Of course, this is also like trying to do calligraphy while in a paint-shaker. According to Rice, "Not only is each streamer changing what they buy from moment to moment (based on their algorithms), but most have been transitioning to buying content from distributors and sales agents, making it much harder for producers to catch their attention directly."
Tertzakian added, "The streamers are wonderful, but they also change their mandate semi-frequently based on viewership patterns. You don't want to get caught trying to strictly cater to a streamer's current mandate. You have to be a tastemaker and pursue the projects that you believe in."
That can be very helpful if the streamers say no thanks -- you'll hopefully still have a path forward. But the question remains: As an investor, how the hell can you make a profit? Can you even break even, piecing together dribs and drabs from AVOD and SVOD and meager foreign sales? More and more, the answer seems to be: Better to find investors who are looking for a tax write-off or are doing it simply for the love of the game. Not exactly a great business model.
Fortunately, nobody pivots like an indie. There's always a way to get things done. And one of the main ways now is to get in on that international action.
"The streamers all have local divisions and local offices that are looking for local content," said Tertzakian, "and that's a really strong mandate. So, for example, Tommy Wirkola's film 'The Trip,' which we did with Noomi [Rapace] and Aksel [Hennie], was originally developed as an English language script. We ended up shooting in Norwegian language."

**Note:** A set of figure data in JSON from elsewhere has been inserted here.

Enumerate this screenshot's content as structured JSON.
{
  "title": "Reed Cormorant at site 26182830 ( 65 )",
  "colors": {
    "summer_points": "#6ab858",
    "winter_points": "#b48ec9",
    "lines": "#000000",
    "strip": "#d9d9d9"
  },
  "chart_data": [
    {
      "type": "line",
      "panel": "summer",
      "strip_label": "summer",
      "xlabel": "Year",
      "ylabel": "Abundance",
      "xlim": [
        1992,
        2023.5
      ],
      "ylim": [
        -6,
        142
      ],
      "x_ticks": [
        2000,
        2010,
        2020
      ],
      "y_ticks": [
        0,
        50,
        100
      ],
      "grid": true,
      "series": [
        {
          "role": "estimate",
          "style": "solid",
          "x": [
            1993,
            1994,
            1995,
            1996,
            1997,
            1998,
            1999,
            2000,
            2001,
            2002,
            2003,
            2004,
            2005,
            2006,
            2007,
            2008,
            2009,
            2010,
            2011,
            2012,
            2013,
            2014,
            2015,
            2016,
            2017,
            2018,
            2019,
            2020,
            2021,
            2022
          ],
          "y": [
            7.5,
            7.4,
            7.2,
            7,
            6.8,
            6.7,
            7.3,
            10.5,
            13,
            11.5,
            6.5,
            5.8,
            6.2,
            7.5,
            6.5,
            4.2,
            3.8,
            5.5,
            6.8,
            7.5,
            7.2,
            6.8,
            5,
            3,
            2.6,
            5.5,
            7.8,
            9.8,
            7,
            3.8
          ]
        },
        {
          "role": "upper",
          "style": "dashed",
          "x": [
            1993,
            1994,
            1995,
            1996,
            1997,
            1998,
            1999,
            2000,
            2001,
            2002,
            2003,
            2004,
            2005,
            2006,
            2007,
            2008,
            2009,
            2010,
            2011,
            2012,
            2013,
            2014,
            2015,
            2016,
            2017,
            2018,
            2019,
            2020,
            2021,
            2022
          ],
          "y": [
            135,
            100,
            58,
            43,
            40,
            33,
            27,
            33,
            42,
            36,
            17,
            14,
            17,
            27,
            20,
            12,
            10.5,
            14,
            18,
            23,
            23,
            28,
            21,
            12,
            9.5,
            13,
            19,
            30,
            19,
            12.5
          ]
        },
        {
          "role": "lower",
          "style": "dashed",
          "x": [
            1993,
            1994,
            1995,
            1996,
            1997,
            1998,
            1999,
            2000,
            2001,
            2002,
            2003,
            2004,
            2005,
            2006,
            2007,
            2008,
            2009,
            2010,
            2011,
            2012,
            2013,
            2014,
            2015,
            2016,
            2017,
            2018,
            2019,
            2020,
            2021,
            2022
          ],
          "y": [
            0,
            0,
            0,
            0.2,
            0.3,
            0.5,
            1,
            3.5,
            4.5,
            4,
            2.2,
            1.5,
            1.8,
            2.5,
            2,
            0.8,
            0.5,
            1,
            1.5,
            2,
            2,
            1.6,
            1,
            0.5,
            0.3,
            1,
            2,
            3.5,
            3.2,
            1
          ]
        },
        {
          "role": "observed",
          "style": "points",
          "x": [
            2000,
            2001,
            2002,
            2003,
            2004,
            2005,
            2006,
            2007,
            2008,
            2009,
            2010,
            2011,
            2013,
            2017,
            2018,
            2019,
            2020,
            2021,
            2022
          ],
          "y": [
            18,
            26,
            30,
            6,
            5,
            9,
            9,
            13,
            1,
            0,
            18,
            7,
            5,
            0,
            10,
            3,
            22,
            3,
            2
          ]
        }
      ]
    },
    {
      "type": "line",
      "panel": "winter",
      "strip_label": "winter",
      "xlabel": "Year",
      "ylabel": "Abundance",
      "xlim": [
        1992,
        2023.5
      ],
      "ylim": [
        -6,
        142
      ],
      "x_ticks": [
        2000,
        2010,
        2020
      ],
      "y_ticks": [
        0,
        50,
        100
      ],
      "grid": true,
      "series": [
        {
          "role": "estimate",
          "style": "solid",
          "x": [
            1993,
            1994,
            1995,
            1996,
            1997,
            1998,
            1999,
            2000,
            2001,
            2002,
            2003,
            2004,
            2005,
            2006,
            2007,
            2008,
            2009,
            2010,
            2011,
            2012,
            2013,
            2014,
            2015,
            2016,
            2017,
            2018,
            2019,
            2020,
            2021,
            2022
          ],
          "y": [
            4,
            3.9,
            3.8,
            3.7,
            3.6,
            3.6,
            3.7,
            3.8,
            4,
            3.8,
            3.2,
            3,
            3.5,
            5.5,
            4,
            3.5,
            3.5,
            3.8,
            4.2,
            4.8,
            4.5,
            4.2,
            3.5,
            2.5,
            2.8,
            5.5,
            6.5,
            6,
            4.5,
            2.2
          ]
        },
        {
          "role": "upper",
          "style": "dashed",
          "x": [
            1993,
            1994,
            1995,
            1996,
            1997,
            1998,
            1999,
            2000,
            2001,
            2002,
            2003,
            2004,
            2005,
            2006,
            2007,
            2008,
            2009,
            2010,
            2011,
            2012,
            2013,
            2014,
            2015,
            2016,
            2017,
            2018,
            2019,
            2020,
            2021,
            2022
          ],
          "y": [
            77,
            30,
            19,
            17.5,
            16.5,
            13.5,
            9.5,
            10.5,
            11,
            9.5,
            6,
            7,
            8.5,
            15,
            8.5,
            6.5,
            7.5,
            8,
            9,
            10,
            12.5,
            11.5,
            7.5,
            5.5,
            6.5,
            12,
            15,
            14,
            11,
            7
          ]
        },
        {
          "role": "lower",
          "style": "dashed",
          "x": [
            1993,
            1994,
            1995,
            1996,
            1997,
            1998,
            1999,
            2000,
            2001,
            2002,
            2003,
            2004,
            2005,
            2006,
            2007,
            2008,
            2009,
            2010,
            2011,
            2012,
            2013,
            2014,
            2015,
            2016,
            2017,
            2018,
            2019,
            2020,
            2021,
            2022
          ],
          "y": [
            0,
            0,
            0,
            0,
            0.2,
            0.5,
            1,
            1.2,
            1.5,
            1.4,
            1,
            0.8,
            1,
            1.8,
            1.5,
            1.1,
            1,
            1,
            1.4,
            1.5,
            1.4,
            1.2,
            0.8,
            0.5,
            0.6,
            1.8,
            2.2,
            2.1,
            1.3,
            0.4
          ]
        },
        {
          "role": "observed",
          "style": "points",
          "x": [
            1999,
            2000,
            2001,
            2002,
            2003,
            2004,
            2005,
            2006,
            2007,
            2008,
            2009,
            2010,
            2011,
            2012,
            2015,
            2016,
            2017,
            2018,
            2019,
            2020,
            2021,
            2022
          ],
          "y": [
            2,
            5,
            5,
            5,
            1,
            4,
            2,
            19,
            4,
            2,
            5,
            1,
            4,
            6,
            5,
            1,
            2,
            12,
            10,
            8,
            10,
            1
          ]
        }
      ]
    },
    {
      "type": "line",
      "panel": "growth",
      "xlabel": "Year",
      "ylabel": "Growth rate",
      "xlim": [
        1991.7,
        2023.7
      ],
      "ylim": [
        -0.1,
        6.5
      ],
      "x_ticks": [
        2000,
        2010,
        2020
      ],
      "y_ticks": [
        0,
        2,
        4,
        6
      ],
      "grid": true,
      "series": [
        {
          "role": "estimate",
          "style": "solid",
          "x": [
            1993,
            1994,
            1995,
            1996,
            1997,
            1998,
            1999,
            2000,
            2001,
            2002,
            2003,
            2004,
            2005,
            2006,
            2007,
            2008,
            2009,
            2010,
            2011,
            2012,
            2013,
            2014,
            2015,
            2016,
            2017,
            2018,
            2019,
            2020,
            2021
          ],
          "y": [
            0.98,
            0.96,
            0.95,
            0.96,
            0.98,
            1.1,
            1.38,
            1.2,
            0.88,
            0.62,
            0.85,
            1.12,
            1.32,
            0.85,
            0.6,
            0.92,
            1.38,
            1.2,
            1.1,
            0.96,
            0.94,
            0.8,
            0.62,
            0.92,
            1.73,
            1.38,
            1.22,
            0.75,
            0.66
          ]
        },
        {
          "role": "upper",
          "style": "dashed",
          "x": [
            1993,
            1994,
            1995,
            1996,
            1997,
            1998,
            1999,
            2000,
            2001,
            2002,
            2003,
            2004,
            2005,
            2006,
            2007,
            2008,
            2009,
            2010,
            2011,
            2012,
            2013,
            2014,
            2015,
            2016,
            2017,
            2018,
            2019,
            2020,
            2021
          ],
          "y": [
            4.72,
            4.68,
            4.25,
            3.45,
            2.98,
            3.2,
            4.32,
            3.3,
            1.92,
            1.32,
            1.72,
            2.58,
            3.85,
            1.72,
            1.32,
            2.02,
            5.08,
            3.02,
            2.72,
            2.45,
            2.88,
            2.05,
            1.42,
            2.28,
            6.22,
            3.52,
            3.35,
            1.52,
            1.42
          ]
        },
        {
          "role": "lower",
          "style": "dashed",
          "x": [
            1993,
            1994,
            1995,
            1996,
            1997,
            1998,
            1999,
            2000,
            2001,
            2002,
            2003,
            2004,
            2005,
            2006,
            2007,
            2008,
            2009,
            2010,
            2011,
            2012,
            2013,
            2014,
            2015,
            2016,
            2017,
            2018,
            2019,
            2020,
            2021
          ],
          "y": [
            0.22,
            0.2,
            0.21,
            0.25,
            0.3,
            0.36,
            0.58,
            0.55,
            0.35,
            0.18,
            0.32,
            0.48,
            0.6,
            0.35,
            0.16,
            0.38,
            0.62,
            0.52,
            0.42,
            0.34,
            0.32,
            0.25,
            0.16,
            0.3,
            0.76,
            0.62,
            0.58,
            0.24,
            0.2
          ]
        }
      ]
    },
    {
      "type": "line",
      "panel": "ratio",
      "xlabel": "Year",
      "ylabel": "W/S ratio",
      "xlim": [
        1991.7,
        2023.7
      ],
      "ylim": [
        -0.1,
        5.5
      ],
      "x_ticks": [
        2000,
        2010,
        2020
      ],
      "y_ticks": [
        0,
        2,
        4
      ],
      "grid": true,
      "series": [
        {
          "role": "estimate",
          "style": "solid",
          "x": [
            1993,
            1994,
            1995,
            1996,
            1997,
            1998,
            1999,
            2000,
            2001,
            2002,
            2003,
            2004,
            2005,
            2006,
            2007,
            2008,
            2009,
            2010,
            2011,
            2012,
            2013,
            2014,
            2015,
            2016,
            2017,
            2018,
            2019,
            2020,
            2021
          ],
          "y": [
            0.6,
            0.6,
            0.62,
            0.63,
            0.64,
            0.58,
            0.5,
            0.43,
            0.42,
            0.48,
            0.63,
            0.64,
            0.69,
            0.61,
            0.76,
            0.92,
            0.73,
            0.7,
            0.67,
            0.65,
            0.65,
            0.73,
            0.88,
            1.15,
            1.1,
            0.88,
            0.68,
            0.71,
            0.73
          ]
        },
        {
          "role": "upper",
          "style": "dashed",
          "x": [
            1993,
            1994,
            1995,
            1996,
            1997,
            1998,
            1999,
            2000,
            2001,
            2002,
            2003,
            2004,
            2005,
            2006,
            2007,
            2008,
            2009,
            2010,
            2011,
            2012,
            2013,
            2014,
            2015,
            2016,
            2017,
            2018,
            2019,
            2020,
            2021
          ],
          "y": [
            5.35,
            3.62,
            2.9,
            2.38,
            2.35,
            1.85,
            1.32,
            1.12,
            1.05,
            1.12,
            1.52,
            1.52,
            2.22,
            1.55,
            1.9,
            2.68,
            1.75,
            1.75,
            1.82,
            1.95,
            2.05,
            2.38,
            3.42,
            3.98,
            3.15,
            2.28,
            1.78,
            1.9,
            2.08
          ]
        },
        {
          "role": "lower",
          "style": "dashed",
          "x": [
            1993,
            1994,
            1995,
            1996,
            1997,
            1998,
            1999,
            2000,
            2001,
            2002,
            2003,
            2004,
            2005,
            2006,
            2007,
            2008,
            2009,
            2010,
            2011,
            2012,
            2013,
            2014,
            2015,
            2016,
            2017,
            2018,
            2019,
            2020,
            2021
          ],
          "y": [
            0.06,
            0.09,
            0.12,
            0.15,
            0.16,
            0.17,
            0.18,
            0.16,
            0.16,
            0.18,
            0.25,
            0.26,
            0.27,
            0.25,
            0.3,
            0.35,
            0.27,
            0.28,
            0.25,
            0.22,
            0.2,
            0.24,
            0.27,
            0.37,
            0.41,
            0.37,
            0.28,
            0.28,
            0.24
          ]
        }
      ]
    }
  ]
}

Tertzakian says the move was partly driven by creative enthusiasm, but also partly because local content is so in demand. And thanks to the success of films like "Minari" and "Parasite," and Netflix shows like "Dark" (Germany) and "3%" (Brazil), a foreign language production no longer means death in the States.
It all comes down to this: Indies are going to have to bring their "A" game to survive. "It's adapt or die," Schoof enthused. "You have to maybe lose some of the babies that you wanted to make, some of the projects that maybe aren't possible anymore. You have to package better, get the best talent you possibly can."
Wither indies? Yeah, the days of happily churning out "programmers" may be over. But the cream will rise and clever indie producers will always find ways to get it done -- one way or another.